Now, you might say, these are all “You can’t do that”’s — you can’t just throw one of the catchiest, most translucent and lyrically droll tunes of the ’90s, sung in what’s really one beautiful croon of Coutts as well, on an album no one’s ever heard of an no one will ever listen to. Plain and simple, this song has character to spare, and, I think, even getting back to Coutts’ lyricism, this amusing way of toggling between concrete and metaphorical. The song opens bizarrely with the lines “Kids in the grocery store / Are there oceans anymore?” and, in taking in Coutts’ otherworldly vocals that seem hearty yet serene at the same time, I can only muster the theory that these “kids in the grocery store” that the lyricist has to walk by are exhibiting such emotional destitution, or “bit**iness,” if you prefer, that they seem to be indicating that there’s no more natural beauty in the world, such as “oceans” might provide. Anyway, my favorite lyrical quirk in this tune, as I think I’ve mentioned before on this blog, has to do with the A-B-A lyrical structure of the verses, where Coutts introduces the romantic theme for the second frame and then for the third reverts back to the initial proclamation of “You’ve got what you want / Give us back the trees / If I gotta live here I gotta breathe”. To me, it’s a great use of a humorous tactic for subverting the typical “love over all else” ethos that of course is just hopelessly corny, endorsed by bands like Three Doors Down and that “I’ll Be” song, and whatnot, not to mention not being how life actually is for real, everyday people. So that’s another “You can’t do that,” you might say. 

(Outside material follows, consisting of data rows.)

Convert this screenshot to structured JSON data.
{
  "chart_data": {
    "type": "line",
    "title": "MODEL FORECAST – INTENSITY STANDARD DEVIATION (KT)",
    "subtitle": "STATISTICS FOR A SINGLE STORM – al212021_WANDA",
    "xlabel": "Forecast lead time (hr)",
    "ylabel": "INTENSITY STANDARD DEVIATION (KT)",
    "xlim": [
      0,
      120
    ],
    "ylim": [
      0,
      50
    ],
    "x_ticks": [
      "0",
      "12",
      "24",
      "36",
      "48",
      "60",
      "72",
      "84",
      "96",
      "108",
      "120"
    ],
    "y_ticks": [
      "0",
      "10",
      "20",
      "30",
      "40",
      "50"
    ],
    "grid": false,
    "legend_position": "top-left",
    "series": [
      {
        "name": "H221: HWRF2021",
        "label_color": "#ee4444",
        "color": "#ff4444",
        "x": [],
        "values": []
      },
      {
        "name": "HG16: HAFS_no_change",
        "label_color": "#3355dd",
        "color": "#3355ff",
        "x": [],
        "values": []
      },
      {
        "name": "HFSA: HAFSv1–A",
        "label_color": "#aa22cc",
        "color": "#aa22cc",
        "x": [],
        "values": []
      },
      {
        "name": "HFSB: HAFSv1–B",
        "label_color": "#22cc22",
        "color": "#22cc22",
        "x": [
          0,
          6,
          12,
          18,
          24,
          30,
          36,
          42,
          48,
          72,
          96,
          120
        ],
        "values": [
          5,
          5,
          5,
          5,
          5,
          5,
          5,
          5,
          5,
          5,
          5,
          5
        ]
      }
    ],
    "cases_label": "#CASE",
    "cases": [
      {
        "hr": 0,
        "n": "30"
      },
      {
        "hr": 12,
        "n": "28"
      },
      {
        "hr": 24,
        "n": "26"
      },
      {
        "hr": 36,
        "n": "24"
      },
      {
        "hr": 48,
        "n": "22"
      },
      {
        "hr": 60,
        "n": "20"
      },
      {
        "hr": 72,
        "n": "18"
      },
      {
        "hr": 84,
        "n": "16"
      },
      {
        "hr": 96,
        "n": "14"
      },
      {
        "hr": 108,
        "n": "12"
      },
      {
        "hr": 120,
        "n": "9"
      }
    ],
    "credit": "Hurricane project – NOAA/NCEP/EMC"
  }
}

And what about that chord change? NOBODY does stuff like that anymore… if a band came out with a key change as brilliant as the one that in this tune marks the mid-section harmonica solo, they’d be lauded as visionaries, but this type of musical substance was in such abundance in the mid-’90s that this band and song seem to have gone pretty much completely unheralded, at least in a way that would make them prominently discussed today. Anyway, I’m somewhat of a music theory expert and even I don’t even really feel like trying to discern the anatomy of that key change (tonic to tonic interval, per se), and really, it’s beside the point: this is music that you feel deep down in your bones, packed with layers and layers of feeling as if to declare, Oh, you didn’t think we could do that in a corny little four-minute alt-rock song? Watch and learn.